Ada peningkatan permintaan terhadap pekerjaan rumah tangga yang dibayar, dan adanya seruan untuk menyadari dampak ekonomi dari aspek kehidupan sehari-hari yang sering diabaikan.
Menurut data, 16.4 miliar jam per hari dihabiskan untuk melakukan pekerjaan perawatan yang tidak dibayar data dari Organisasi Perburuhan Internasional yang berbasis pada dua pertiga populasi usia kerja dunia.
Statistik ini dapat dipahami sebagai 2 miliar orang yang bekerja 8 jam setiap hari tanpa bayaran.
Faktanya, jika jasa-jasa ini dimonetisasi, maka jasa tersebut akan berkontribusi terhadap 9% PDB dunia atau US$11 triliun (paritas daya beli pada tahun 2011).
Bagaimana sejarah ekonomi pekerjaan rumah tangga?
Meskipun perekonomian pekerjaan perawatan tidak berbayar sebagian besar masih belum terlihat selama ratusan tahun, namun permintaan akan pengakuan terhadap pekerjaan tersebut semakin meningkat akar pada abad ke-19, ketika gelombang pertama gerakan hak-hak perempuan terjadi di Amerika, Inggris, dan Eropa.
Permasalahan utama pada saat itu – yang masih banyak terjadi hingga saat ini – adalah beban pekerjaan rumah tangga yang membatasi perempuan dalam melakukan pekerjaan rumah tangga. Ada juga masalah 'shift kedua', dimana perempuan yang bekerja harus mengelola pekerjaan di dalam dan di luar rumah tangga.
Dalam gerakan gelombang kedua, fokusnya bukan pada pembatasan atau beban yang timbul dari pekerjaan rumah tangga, namun pada kenyataan bahwa pekerjaan tersebut tidak dibayar dan dengan demikian dijadikan sebagai alat penindasan.
Seperti yang dikemukakan Silvia Federici Upah Terhadap Pekerjaan Rumah Tangga, unsur tidak berbayar yang melekat pada pekerjaan rumah tangga merupakan 'senjata ampuh' dalam memperkuat anggapan bahwa pekerjaan tersebut bukanlah 'pekerjaan sebenarnya'.
Hal ini mencegah perempuan untuk memprotes pekerjaan rumah tangga dalam skala politik atau publik, sebaliknya secara stereotip hanya di dapur rumah tangga atau sebagai bagian dari pertengkaran pribadi dengan pasangan. Asosiasi budaya pekerjaan rumah tangga menjadi masalah emosional dan domestik, bukan masalah sosial yang lebih luas.

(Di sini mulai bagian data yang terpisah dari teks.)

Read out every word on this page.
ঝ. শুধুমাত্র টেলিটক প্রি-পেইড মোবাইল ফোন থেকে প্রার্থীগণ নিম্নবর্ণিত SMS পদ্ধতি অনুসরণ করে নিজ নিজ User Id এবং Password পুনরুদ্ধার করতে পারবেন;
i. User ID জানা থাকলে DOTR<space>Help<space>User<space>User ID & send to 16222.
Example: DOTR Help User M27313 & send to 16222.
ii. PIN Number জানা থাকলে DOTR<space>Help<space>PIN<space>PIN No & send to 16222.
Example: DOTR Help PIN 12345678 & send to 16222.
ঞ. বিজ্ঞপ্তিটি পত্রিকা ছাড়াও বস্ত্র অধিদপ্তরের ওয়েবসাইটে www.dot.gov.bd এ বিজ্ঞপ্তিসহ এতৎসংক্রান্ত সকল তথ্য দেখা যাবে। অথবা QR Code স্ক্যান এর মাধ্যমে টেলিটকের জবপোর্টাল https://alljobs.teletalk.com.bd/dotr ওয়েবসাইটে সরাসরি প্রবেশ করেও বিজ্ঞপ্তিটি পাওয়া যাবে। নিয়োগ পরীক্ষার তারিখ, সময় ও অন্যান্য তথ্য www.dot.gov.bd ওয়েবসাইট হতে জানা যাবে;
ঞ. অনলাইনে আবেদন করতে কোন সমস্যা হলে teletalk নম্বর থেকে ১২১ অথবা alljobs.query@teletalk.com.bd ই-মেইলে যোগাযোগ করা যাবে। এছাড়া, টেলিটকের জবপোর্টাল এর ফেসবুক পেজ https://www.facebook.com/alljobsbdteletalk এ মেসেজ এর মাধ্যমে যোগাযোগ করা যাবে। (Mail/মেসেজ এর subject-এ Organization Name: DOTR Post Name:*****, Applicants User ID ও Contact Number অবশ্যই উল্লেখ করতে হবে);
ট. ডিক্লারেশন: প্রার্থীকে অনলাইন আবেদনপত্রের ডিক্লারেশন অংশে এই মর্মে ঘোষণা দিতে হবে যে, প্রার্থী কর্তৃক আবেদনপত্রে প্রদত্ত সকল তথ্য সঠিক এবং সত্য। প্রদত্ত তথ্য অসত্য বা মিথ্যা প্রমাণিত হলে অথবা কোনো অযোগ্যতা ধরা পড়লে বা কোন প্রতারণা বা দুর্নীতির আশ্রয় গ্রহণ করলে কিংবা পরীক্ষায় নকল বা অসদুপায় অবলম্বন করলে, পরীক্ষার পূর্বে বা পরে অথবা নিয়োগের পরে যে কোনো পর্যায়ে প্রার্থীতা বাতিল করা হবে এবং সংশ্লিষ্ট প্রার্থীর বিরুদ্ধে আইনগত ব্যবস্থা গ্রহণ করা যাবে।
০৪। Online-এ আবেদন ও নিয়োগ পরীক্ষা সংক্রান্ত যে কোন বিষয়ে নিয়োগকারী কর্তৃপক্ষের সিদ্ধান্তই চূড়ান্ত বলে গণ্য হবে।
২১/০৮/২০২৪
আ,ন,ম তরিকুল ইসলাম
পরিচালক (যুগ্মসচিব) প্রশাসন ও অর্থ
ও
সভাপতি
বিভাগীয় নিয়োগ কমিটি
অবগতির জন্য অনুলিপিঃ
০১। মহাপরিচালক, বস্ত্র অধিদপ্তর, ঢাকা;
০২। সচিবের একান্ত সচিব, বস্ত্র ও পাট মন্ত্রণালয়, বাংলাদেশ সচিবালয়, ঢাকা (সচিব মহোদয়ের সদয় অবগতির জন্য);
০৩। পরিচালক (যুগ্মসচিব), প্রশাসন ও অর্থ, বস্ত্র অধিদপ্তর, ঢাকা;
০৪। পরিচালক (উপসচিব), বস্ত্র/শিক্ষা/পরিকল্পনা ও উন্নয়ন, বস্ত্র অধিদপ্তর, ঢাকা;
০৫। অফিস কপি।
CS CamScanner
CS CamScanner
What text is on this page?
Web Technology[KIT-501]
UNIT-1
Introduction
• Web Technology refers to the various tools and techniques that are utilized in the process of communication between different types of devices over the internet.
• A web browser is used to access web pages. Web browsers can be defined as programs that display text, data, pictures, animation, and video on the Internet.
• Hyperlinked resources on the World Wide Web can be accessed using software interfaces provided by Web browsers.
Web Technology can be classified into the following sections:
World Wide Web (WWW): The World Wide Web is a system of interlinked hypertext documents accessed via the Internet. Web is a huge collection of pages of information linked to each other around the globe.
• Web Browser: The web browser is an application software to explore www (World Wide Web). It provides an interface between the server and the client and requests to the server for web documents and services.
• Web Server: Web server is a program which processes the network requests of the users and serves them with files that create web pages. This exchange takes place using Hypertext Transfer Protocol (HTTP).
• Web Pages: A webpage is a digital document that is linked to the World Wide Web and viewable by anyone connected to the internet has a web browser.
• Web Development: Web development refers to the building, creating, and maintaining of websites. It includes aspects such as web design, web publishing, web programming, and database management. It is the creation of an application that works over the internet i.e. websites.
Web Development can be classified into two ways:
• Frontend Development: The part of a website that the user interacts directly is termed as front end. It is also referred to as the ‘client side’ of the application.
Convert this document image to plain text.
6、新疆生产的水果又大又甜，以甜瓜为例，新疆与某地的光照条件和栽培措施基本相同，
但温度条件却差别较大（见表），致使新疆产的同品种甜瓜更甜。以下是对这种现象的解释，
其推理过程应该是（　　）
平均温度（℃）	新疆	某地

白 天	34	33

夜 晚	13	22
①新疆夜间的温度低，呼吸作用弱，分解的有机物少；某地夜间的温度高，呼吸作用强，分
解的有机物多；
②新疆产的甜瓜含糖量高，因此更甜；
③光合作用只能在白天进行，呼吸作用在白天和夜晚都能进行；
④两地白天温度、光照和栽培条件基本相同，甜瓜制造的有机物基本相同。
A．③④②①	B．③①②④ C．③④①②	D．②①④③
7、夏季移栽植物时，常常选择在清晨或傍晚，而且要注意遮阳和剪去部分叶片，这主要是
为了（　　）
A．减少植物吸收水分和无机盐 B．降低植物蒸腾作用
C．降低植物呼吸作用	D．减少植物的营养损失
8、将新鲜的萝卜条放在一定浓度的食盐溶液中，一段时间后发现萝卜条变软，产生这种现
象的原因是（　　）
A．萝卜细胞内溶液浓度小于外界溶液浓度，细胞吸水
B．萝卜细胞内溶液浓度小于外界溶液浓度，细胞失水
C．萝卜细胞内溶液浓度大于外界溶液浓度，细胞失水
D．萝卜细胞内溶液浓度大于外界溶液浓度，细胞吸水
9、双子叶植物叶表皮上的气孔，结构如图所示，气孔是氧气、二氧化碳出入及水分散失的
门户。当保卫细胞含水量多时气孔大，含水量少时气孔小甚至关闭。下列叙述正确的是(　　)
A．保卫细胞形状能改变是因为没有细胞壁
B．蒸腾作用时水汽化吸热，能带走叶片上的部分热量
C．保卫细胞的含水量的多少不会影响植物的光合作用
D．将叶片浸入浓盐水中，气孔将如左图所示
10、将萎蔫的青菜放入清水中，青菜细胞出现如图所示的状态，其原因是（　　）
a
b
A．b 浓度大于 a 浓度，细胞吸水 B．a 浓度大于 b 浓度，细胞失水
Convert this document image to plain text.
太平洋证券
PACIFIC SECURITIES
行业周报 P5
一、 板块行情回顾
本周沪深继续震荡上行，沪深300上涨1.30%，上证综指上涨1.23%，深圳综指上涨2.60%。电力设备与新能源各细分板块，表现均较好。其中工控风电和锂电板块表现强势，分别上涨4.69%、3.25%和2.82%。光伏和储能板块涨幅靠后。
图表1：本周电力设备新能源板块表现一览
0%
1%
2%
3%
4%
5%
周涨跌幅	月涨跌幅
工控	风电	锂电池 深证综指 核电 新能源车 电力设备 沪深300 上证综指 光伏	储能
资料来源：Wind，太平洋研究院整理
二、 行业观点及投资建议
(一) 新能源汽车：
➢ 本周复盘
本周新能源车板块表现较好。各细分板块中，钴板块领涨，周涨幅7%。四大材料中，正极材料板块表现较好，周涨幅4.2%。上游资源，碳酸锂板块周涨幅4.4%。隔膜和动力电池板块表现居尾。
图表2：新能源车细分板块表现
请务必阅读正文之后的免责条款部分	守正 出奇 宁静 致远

Thred berbicara dengan Dr Roshan Ara, Asisten Profesor di Pusat Studi & Penelitian Wanita Universitas Kashmir. Ia menyoroti argumen-argumen utama yang diajukan dalam gerakan upah untuk pekerjaan rumah tangga.
'Ini [pekerjaan perawatan] yang menjadi penopang perekonomian… kalau sehari saja ibu rumah tangga tidak bekerja, seluruh dunia akan stagnan… akan terjadi kebingungan dan kekacauan… Siapa yang menyiapkan sumber daya manusia ini? Itu adalah ibu. Oleh karena itu, saya pikir seluruh perekonomian ini, sepenuhnya dan semata-mata, didukung oleh perempuan, kata Dr Ara.
Demikian pula, bagian tertentu dari feminis Marxis melihat pekerjaan rumah tangga perempuan sebagai bagian dari proses reproduksi sosial, dimana ibu rumah tangga pada dasarnya memungkinkan laki-laki untuk melakukan pekerjaan mereka.